Are Book Smarts Enough When it Comes To Cost Accounting?
Nov 25, 2013
I have noticed lately on LinkedIn that a lot of accountants are adding “Cost Accounting” as their area of expertise. Not to single out anyone in particular, but there are many accountants that I know personally and I don’t honestly think they could hold a civilized conversation about cost accounting. Even though this is an important point, it is not the focus of my post today.
I consider myself very knowledgeable when it comes to helping companies identify problems and improve their cost accounting systems. That includes both the methodology and the systems that support it. I had a conversation with a cost accountant last week that made me think about how comprehensive my own knowledge really is.

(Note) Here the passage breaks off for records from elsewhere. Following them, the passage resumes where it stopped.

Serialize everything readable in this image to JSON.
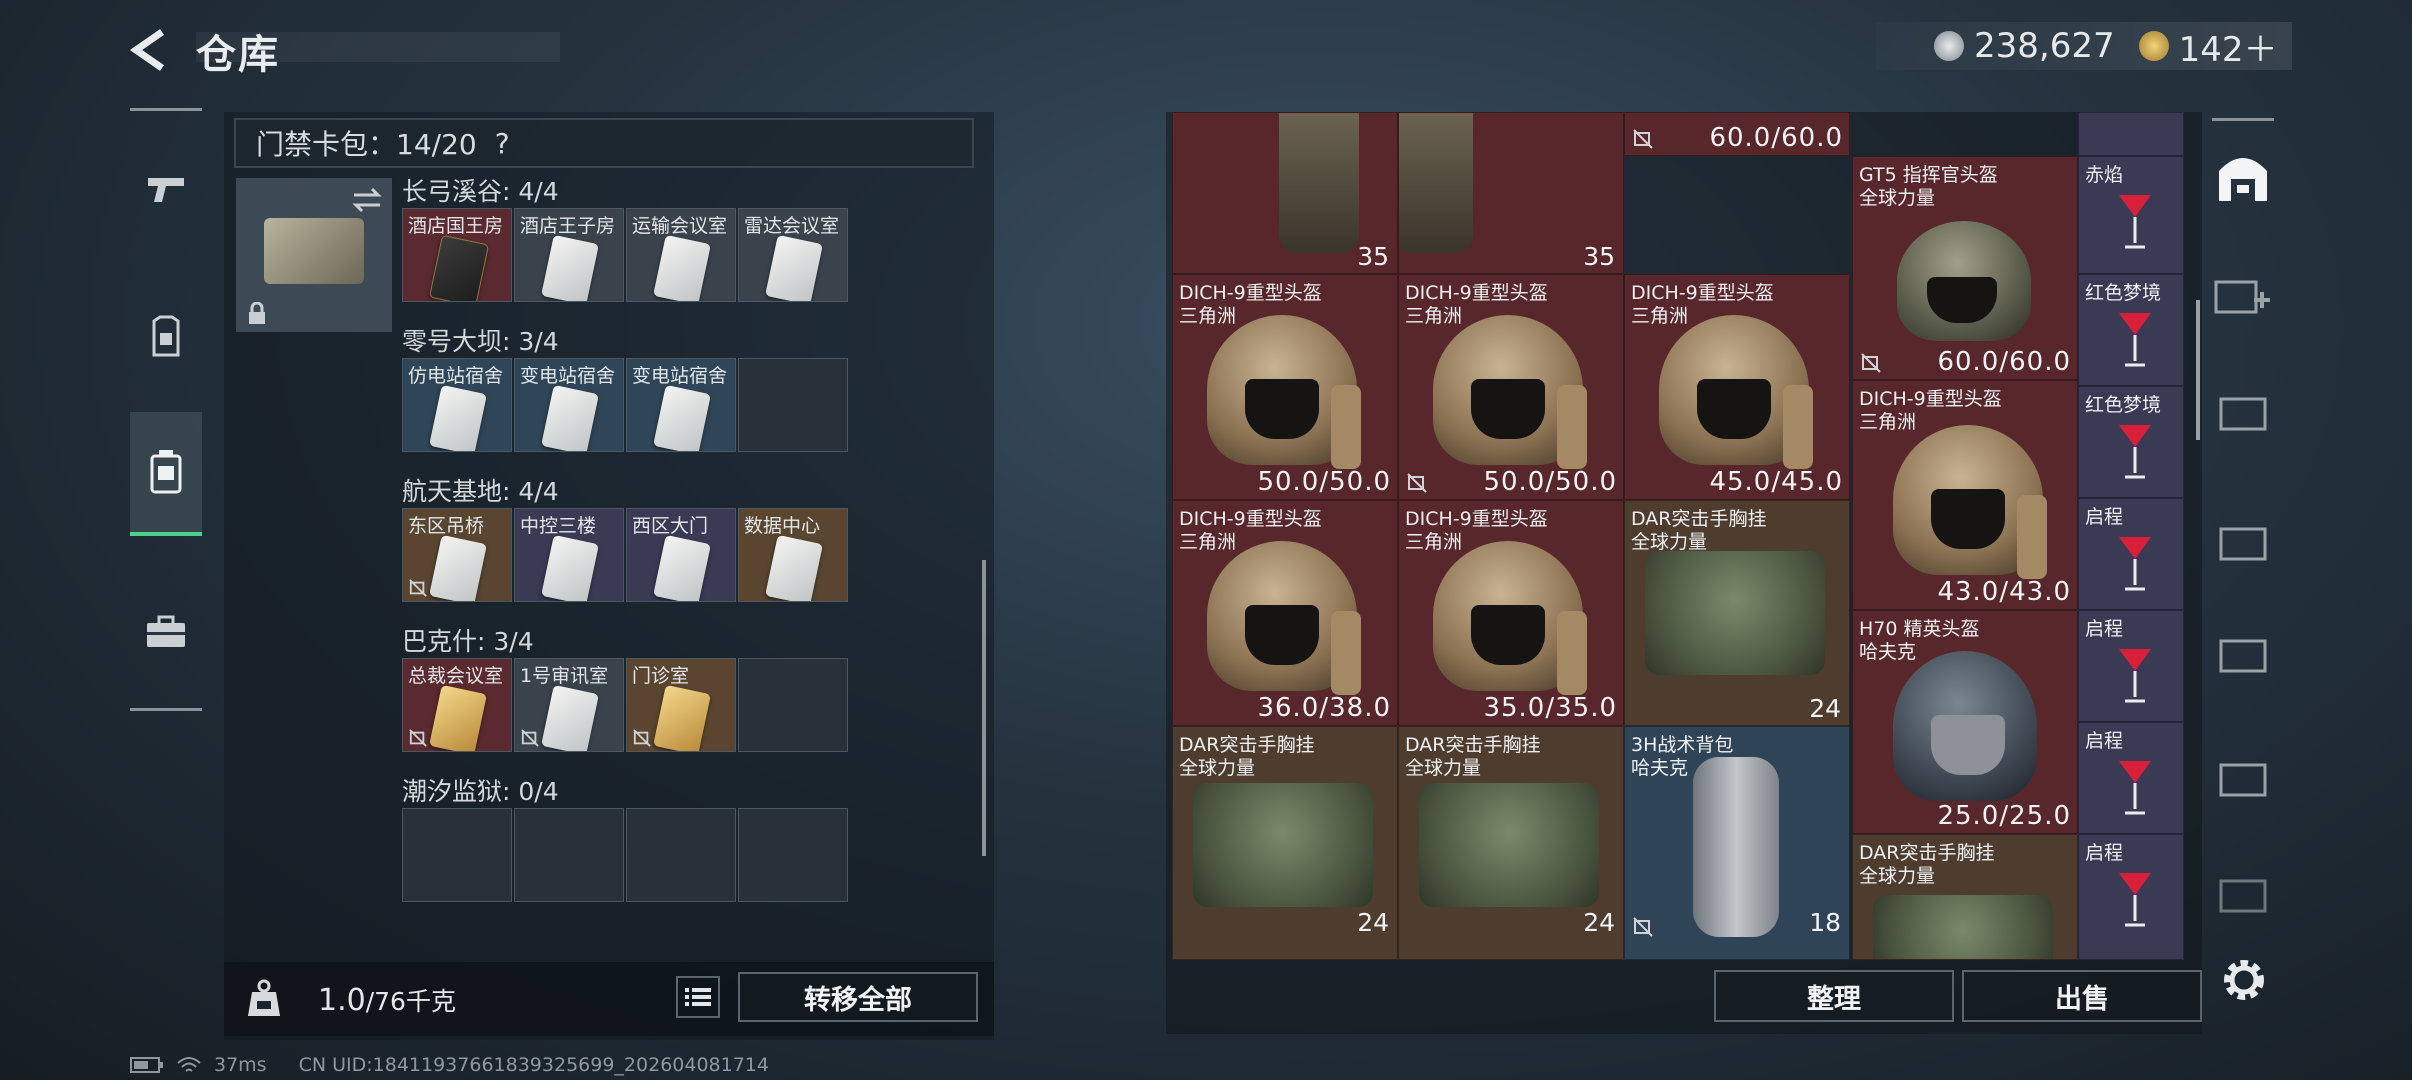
{
  "header": {
    "title": "仓库",
    "currency1": "238,627",
    "currency2": "142＋"
  },
  "cardpack": {
    "label": "门禁卡包：14/20",
    "help": "?"
  },
  "sections": [
    {
      "title": "长弓溪谷: 4/4",
      "slots": [
        {
          "label": "酒店国王房",
          "color": "c-red",
          "card": "dark"
        },
        {
          "label": "酒店王子房",
          "color": "c-gray",
          "card": "plain"
        },
        {
          "label": "运输会议室",
          "color": "c-gray",
          "card": "plain"
        },
        {
          "label": "雷达会议室",
          "color": "c-gray",
          "card": "plain"
        }
      ]
    },
    {
      "title": "零号大坝: 3/4",
      "slots": [
        {
          "label": "仿电站宿舍",
          "color": "c-blue",
          "card": "plain"
        },
        {
          "label": "变电站宿舍",
          "color": "c-blue",
          "card": "plain"
        },
        {
          "label": "变电站宿舍",
          "color": "c-blue",
          "card": "plain"
        },
        {
          "label": "",
          "color": "c-empty",
          "card": "none"
        }
      ]
    },
    {
      "title": "航天基地: 4/4",
      "slots": [
        {
          "label": "东区吊桥",
          "color": "c-gold",
          "card": "plain",
          "nosell": true
        },
        {
          "label": "中控三楼",
          "color": "c-purple",
          "card": "plain"
        },
        {
          "label": "西区大门",
          "color": "c-purple",
          "card": "plain"
        },
        {
          "label": "数据中心",
          "color": "c-gold",
          "card": "plain"
        }
      ]
    },
    {
      "title": "巴克什: 3/4",
      "slots": [
        {
          "label": "总裁会议室",
          "color": "c-red",
          "card": "gold",
          "nosell": true
        },
        {
          "label": "1号审讯室",
          "color": "c-gray",
          "card": "plain",
          "nosell": true
        },
        {
          "label": "门诊室",
          "color": "c-gold",
          "card": "gold",
          "nosell": true
        },
        {
          "label": "",
          "color": "c-empty",
          "card": "none"
        }
      ]
    },
    {
      "title": "潮汐监狱: 0/4",
      "slots": [
        {
          "label": "",
          "color": "c-empty",
          "card": "none"
        },
        {
          "label": "",
          "color": "c-empty",
          "card": "none"
        },
        {
          "label": "",
          "color": "c-empty",
          "card": "none"
        },
        {
          "label": "",
          "color": "c-empty",
          "card": "none"
        }
      ]
    }
  ],
  "weight": {
    "value": "1.0",
    "max": "/76千克"
  },
  "buttons": {
    "transfer": "转移全部",
    "sort": "整理",
    "sell": "出售"
  },
  "items": {
    "top_count1": "35",
    "top_count2": "35",
    "top_val": "60.0/60.0",
    "gt5_n1": "GT5 指挥官头盔",
    "gt5_n2": "全球力量",
    "gt5_val": "60.0/60.0",
    "dich_n1": "DICH-9重型头盔",
    "dich_n2": "三角洲",
    "v_a": "50.0/50.0",
    "v_b": "50.0/50.0",
    "v_c": "45.0/45.0",
    "v_d": "43.0/43.0",
    "v_e": "36.0/38.0",
    "v_f": "35.0/35.0",
    "dar_n1": "DAR突击手胸挂",
    "dar_n2": "全球力量",
    "dar_cnt": "24",
    "bag_n1": "3H战术背包",
    "bag_n2": "哈夫克",
    "bag_cnt": "18",
    "h70_n1": "H70 精英头盔",
    "h70_n2": "哈夫克",
    "h70_val": "25.0/25.0"
  },
  "drinks": [
    "赤焰",
    "红色梦境",
    "红色梦境",
    "启程",
    "启程",
    "启程",
    "启程"
  ],
  "status": {
    "ping": "37ms",
    "uid": "CN UID:1841193766183932569​9_202604081714"
  }
}
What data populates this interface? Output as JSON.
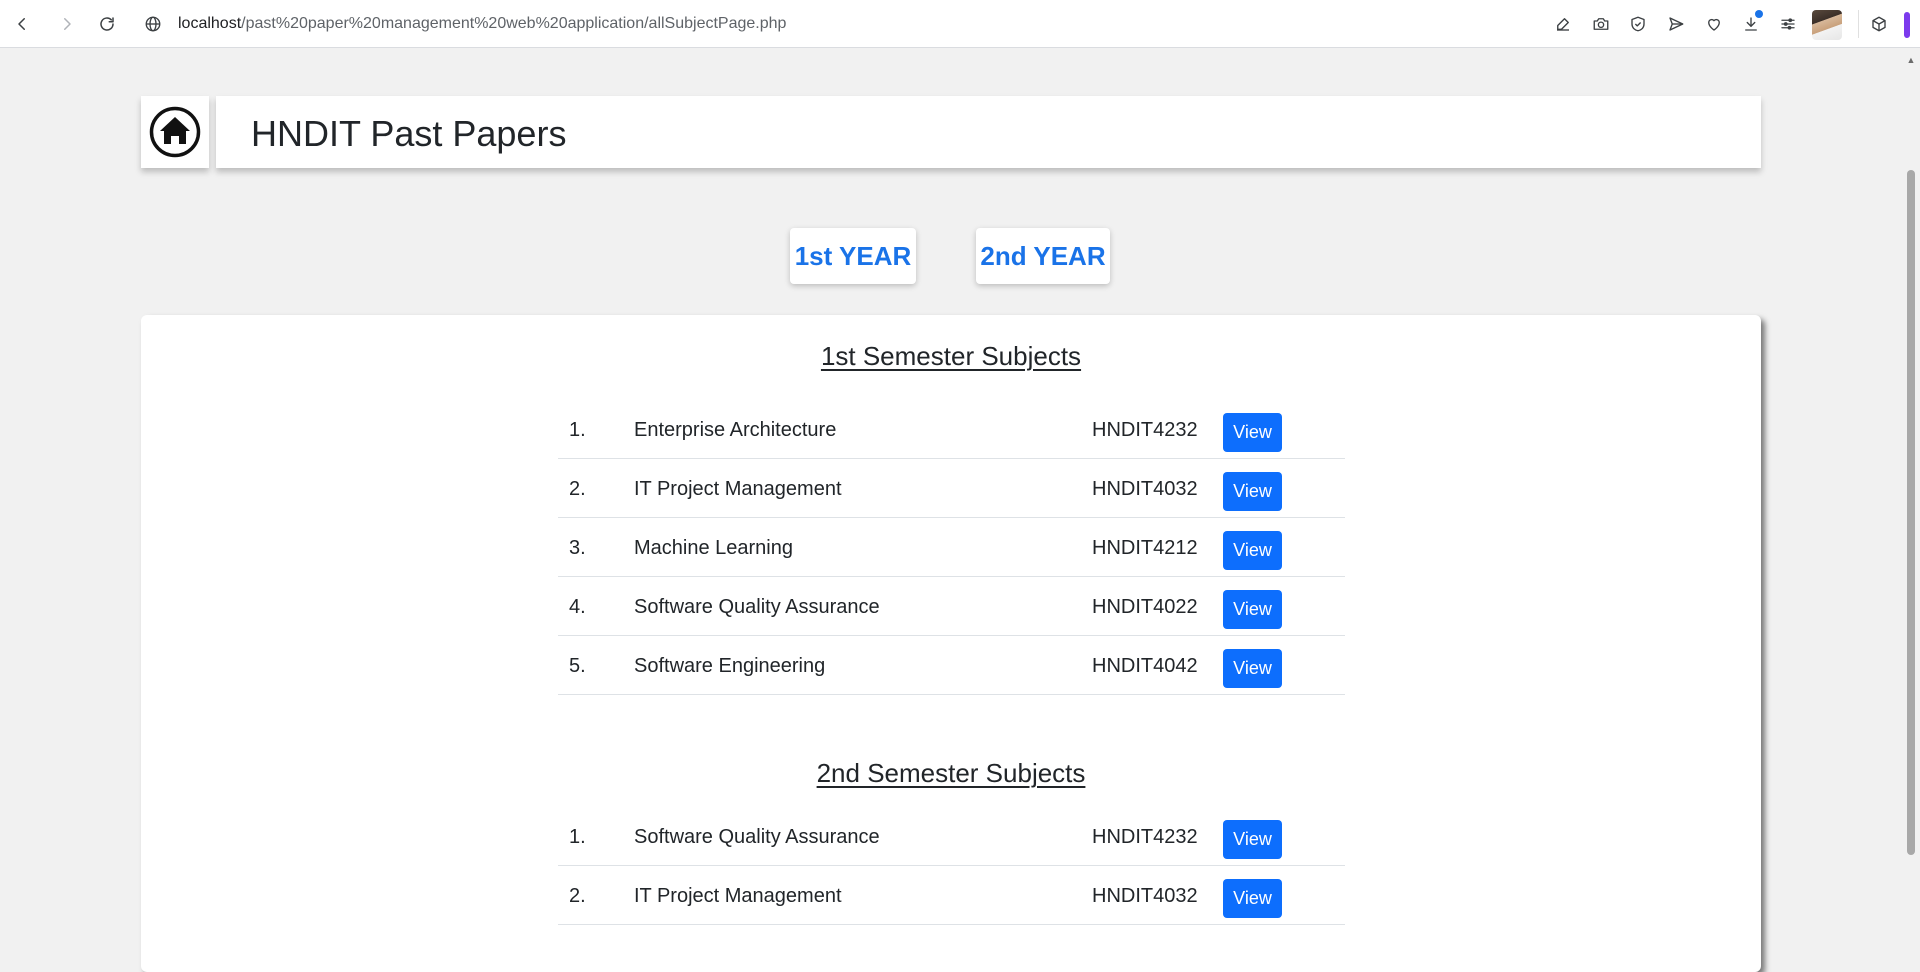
{
  "browser": {
    "url_host": "localhost",
    "url_path": "/past%20paper%20management%20web%20application/allSubjectPage.php",
    "icons": [
      "back-icon",
      "forward-icon",
      "reload-icon",
      "site-info-icon",
      "edit-icon",
      "camera-icon",
      "shield-check-icon",
      "send-icon",
      "heart-icon",
      "download-icon",
      "menu-icon",
      "profile-avatar",
      "extension-cube-icon"
    ]
  },
  "header": {
    "title": "HNDIT Past Papers",
    "home_icon": "home-icon"
  },
  "years": {
    "first": "1st YEAR",
    "second": "2nd YEAR"
  },
  "colors": {
    "accent_blue": "#1a73e8",
    "button_blue": "#0d6efd",
    "page_bg": "#f1f1f1"
  },
  "semesters": [
    {
      "title": "1st Semester Subjects",
      "subjects": [
        {
          "num": "1.",
          "name": "Enterprise Architecture",
          "code": "HNDIT4232",
          "action": "View"
        },
        {
          "num": "2.",
          "name": "IT Project Management",
          "code": "HNDIT4032",
          "action": "View"
        },
        {
          "num": "3.",
          "name": "Machine Learning",
          "code": "HNDIT4212",
          "action": "View"
        },
        {
          "num": "4.",
          "name": "Software Quality Assurance",
          "code": "HNDIT4022",
          "action": "View"
        },
        {
          "num": "5.",
          "name": "Software Engineering",
          "code": "HNDIT4042",
          "action": "View"
        }
      ]
    },
    {
      "title": "2nd Semester Subjects",
      "subjects": [
        {
          "num": "1.",
          "name": "Software Quality Assurance",
          "code": "HNDIT4232",
          "action": "View"
        },
        {
          "num": "2.",
          "name": "IT Project Management",
          "code": "HNDIT4032",
          "action": "View"
        }
      ]
    }
  ]
}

I have spent 20 years in public accounting, and started helping clients with their costing issues nearly 15 years ago. I have toured numerous manufacturing facilities and had meetings with countless cost accountants, controllers, business owners, and other “cost accounting specialists” throughout the years. However, I have not actually worked in a manufacturing facility nor have I been an accountant for a manufacturing facility. My entire experience has been as an outside consultant working in public accounting.
Someone rightfully so pointed that out to me last week. At first I was taken aback, it was kind of like the comment regarding consultants: “those who can do, those who cannot, consult”. Funny, huh? I got to thinking – am I missing some big foundation of knowledge because I have not had that “hands-on” experience? Am I really providing a disservice to my cost accounting clients because I am lacking in “real” world experience? Of course I am going to lean towards NO. After a significant amount of consideration , I believe I have the facts to support my NO.
I have said before, product costing is not black and white, and always requires a great deal of knowledge and subjective judgment. As I iterated previously, my experience as a consultant has afforded me the opportunity to experience numerous costing theories. These theories have been played out by experienced cost accountants and extremely inexperienced controllers using systems ranging from simple one-page excel spreadsheets to million dollar ERP systems. I have assisted clients with the simplest of problems to the most complicated and in a wide range of industries. In comparison, many of the individuals I am helping have performed in a narrow range of capacity for one, or a few different employers.
My conclusion? The diversity of my experience has provided me exposure far beyond what I would have obtained as a long-term controller or cost accountant at a manufacturing facility. I have a unique perspective each time I enter a new facility and I am able to quickly identify potential discrepancies in a system. It is true that as a cost accountant, especially if you are involved, you should know the details of the operations and how they are applied in the cost model. However, sometimes you are TOO CLOSE to the process to take the aerial view, and make sure the puzzle fits together. So, for now I will rephrase the age old saying, “Those who can do, those who can do better, consult!”